An indication is posted in entrance of the Levi Strauss & Co. headquarters on April 09, 2021 in San Francisco, California.
Justin Sullivan | Getty Photographs Information | Getty Photographs
Levi Strauss on Thursday reported quarterly income and earnings that got here in above Wall Avenue expectations, because the clothes firm identified for its denim stated it benefitted from Individuals choosing extra relaxed gown codes.
The San Francisco firm elevated its quarterly dividend and stood by its steering for the 12 months. Its shares had been up about 4% at $17.08 in after-hours buying and selling.
This is how Levi carried out for the quarter ending Might 29 in comparison with Wall Avenue estimates based mostly on a survey of analysists by Refinitiv.
- Income: $1.47 billion vs. $1.43 billion anticipated
- Earnings per share: 29 cents adjusted vs. 23 cents anticipated
Levi Straus stated its increased income within the quarter was fueled by each stronger direct-to-consumer and wholesale gross sales. It stated digital income rose 3% globally and accounted for 20% of gross sales within the quarter.
“Denims at the moment are far more acceptable within the workplace,” CEO Chip Bergh advised CNBC in an interview.

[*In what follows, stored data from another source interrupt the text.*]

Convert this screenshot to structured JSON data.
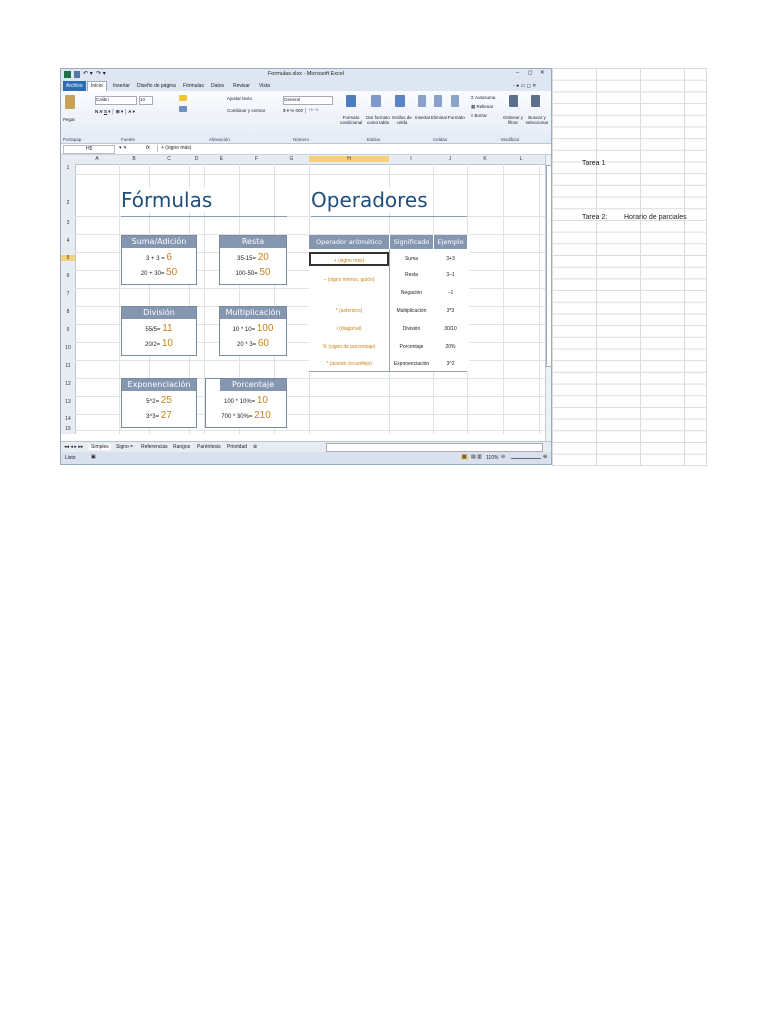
{
  "window": {
    "title": "Formulas.xlsx  -  Microsoft Excel",
    "controls": [
      "–",
      "◻",
      "✕"
    ]
  },
  "menu": {
    "file": "Archivo",
    "tabs": [
      "Inicio",
      "Insertar",
      "Diseño de página",
      "Fórmulas",
      "Datos",
      "Revisar",
      "Vista"
    ]
  },
  "ribbon": {
    "paste": "Pegar",
    "font_name": "Calibri",
    "font_size": "10",
    "wrap_text": "Ajustar texto",
    "merge_center": "Combinar y centrar",
    "number_format": "General",
    "conditional": "Formato condicional",
    "as_table": "Dar formato como tabla",
    "cell_styles": "Estilos de celda",
    "insert": "Insertar",
    "delete": "Eliminar",
    "format": "Formato",
    "autosum": "Autosuma",
    "fill": "Rellenar",
    "clear": "Borrar",
    "sort_filter": "Ordenar y filtrar",
    "find_select": "Buscar y seleccionar",
    "groups": [
      "Portapap.",
      "Fuente",
      "Alineación",
      "Número",
      "Estilos",
      "Celdas",
      "Modificar"
    ]
  },
  "formula_bar": {
    "name_box": "H5",
    "fx": "fx",
    "content": "+ (signo más)"
  },
  "columns": [
    "A",
    "B",
    "C",
    "D",
    "E",
    "F",
    "G",
    "H",
    "I",
    "J",
    "K",
    "L"
  ],
  "rows": [
    "1",
    "2",
    "3",
    "4",
    "5",
    "6",
    "7",
    "8",
    "9",
    "10",
    "11",
    "12",
    "13",
    "14",
    "15"
  ],
  "titles": {
    "formulas": "Fórmulas",
    "operators": "Operadores"
  },
  "formula_blocks": [
    {
      "header": "Suma/Adición",
      "lines": [
        {
          "expr": "3 + 3 =",
          "result": "6"
        },
        {
          "expr": "20 + 30=",
          "result": "50"
        }
      ]
    },
    {
      "header": "Resta",
      "lines": [
        {
          "expr": "35-15=",
          "result": "20"
        },
        {
          "expr": "100-50=",
          "result": "50"
        }
      ]
    },
    {
      "header": "División",
      "lines": [
        {
          "expr": "55/5=",
          "result": "11"
        },
        {
          "expr": "20/2=",
          "result": "10"
        }
      ]
    },
    {
      "header": "Multiplicación",
      "lines": [
        {
          "expr": "10 * 10=",
          "result": "100"
        },
        {
          "expr": "20 * 3=",
          "result": "60"
        }
      ]
    },
    {
      "header": "Exponenciación",
      "lines": [
        {
          "expr": "5^2=",
          "result": "25"
        },
        {
          "expr": "3^3=",
          "result": "27"
        }
      ]
    },
    {
      "header": "Porcentaje",
      "lines": [
        {
          "expr": "100 * 10%=",
          "result": "10"
        },
        {
          "expr": "700 * 30%=",
          "result": "210"
        }
      ]
    }
  ],
  "operators_table": {
    "headers": [
      "Operador aritmético",
      "Significado",
      "Ejemplo"
    ],
    "rows": [
      {
        "op": "+ (signo más)",
        "meaning": "Suma",
        "example": "3+3"
      },
      {
        "op": "– (signo menos, guión)",
        "meaning": "Resta",
        "example": "3–1"
      },
      {
        "op": "",
        "meaning": "Negación",
        "example": "–1"
      },
      {
        "op": "* (asterisco)",
        "meaning": "Multiplicación",
        "example": "3*3"
      },
      {
        "op": "/ (diagonal)",
        "meaning": "División",
        "example": "30/10"
      },
      {
        "op": "% (signo de porcentaje)",
        "meaning": "Porcentaje",
        "example": "20%"
      },
      {
        "op": "^ (acento circunflejo)",
        "meaning": "Exponenciación",
        "example": "3^2"
      }
    ]
  },
  "sheet_tabs": [
    "Simples",
    "Signo =",
    "Referencias",
    "Rangos",
    "Paréntesis",
    "Prioridad"
  ],
  "status": {
    "ready": "Listo",
    "zoom": "110%"
  },
  "outer_sheet": {
    "tarea1": "Tarea 1",
    "tarea2": "Tarea 2:",
    "horario": "Horario de parciales"
  },
  "colors": {
    "header_fill": "#8496b0",
    "title_color": "#1f4e79",
    "result_color": "#c7841a",
    "file_tab": "#2a6db5"
  }
}
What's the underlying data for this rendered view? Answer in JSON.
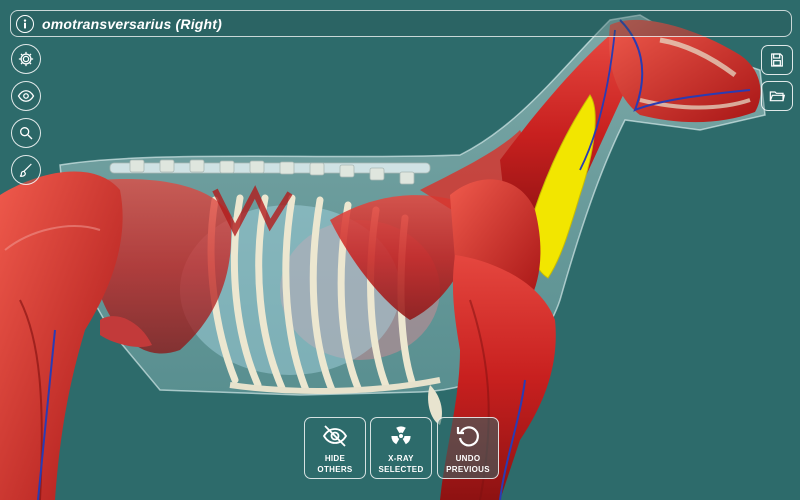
{
  "header": {
    "title": "omotransversarius (Right)"
  },
  "left_toolbar": [
    {
      "icon": "gear-icon"
    },
    {
      "icon": "eye-icon"
    },
    {
      "icon": "search-icon"
    },
    {
      "icon": "brush-icon"
    }
  ],
  "right_toolbar": [
    {
      "icon": "save-icon"
    },
    {
      "icon": "folder-icon"
    }
  ],
  "bottom_actions": {
    "hide_others_line1": "HIDE",
    "hide_others_line2": "OTHERS",
    "xray_line1": "X-RAY",
    "xray_line2": "SELECTED",
    "undo_line1": "UNDO",
    "undo_line2": "PREVIOUS"
  },
  "colors": {
    "background": "#2d6b6b",
    "muscle": "#c81e1e",
    "selected_muscle": "#f2e600",
    "bone": "#e8e4cf"
  }
}
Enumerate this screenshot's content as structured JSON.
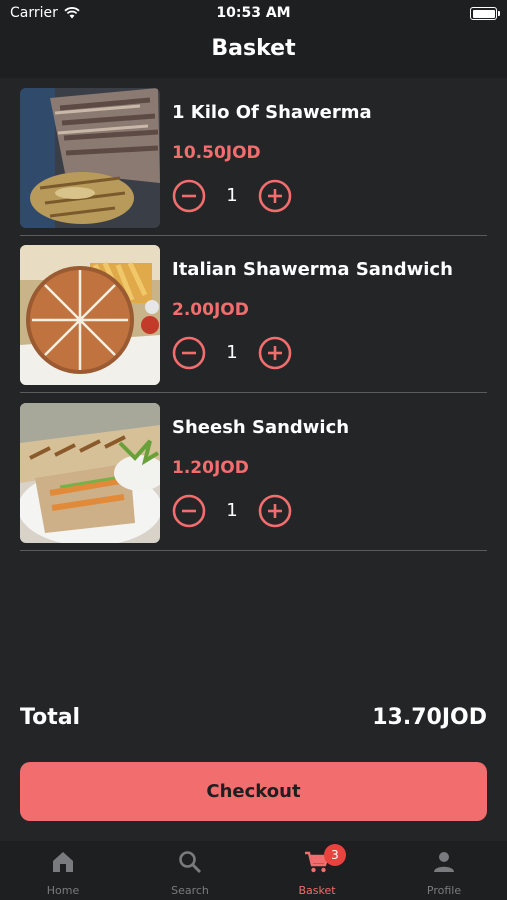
{
  "status_bar": {
    "carrier": "Carrier",
    "time": "10:53 AM"
  },
  "header": {
    "title": "Basket"
  },
  "items": [
    {
      "name": "1 Kilo Of Shawerma",
      "price": "10.50JOD",
      "quantity": "1"
    },
    {
      "name": "Italian Shawerma Sandwich",
      "price": "2.00JOD",
      "quantity": "1"
    },
    {
      "name": "Sheesh Sandwich",
      "price": "1.20JOD",
      "quantity": "1"
    }
  ],
  "summary": {
    "total_label": "Total",
    "total_value": "13.70JOD"
  },
  "checkout": {
    "label": "Checkout"
  },
  "tabs": [
    {
      "label": "Home",
      "icon": "home-icon"
    },
    {
      "label": "Search",
      "icon": "search-icon"
    },
    {
      "label": "Basket",
      "icon": "cart-icon",
      "badge": "3"
    },
    {
      "label": "Profile",
      "icon": "person-icon"
    }
  ],
  "colors": {
    "accent": "#f26d6d",
    "background": "#242527",
    "bar": "#1e1f21",
    "badge": "#e8433f",
    "inactive": "#7a7b7e"
  }
}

The retailer did monitor mid-single-digit declines from a 12 months in the past at its two worth denim manufacturers, which promote at Goal, Walmart and Amazon and make up a small share of the corporate’s general enterprise, Bergh stated.
“So there’s some proof that the extra worth acutely aware client — the decrease revenue client — is beginning to really feel the squeeze and is beginning to make some decisions,” he stated.
However he stated the declines had been greater than offset by the corporate’s core enterprise.
Levi’s income of $1.47 billion for the quarter was up 15% from the $1.27 billion the corporate reported within the year-ago interval. Analysts anticipated $1.43 billion.
Gross sales grew by 17% within the Americas, 3% in Europe and 16% in Asia in comparison with 2021. Levi’s different manufacturers, Dockers and Past Yoga, noticed a rise of 56% in comparison with final 12 months.
The corporate’s promoting, normal and administrative bills had been $779 million within the quarter, increased than the $644 million final 12 months. The corporate attributed the rise to the battle in Ukraine.
For the quarter, the corporate reported a internet revenue of $49.7 million, or 12 cents a share, in contrast $64.7 million, or 16 cents a share, within the year-ago interval. On an adjusted foundation, the corporate stated it earned 29 cents a share in the latest quarter, which was greater than the 23 cents per share Wall Avenue anticipated.
For the total 12 months, the corporate stood by its steering for income to develop 11% to 13% from a 12 months in the past. It nonetheless expects adjusted earnings of $1.50 to $1.56 per share.
The corporate hiked its quarterly dividend to 12 cents a share, up from 10 cents a share.
Harmit Singh, Levi’s chief monetary officer, advised CNBC that the corporate determined to reaffirm its fiscal 2022 outlook however to extend its dividend given the lingering results on the battle abroad, the potential slowdown of the worth acutely aware client, continued Covid lockdowns in China and forex modifications.
Learn the corporate’s earnings launch right here.
CNBC’s Lauren Thomas contributed to this report.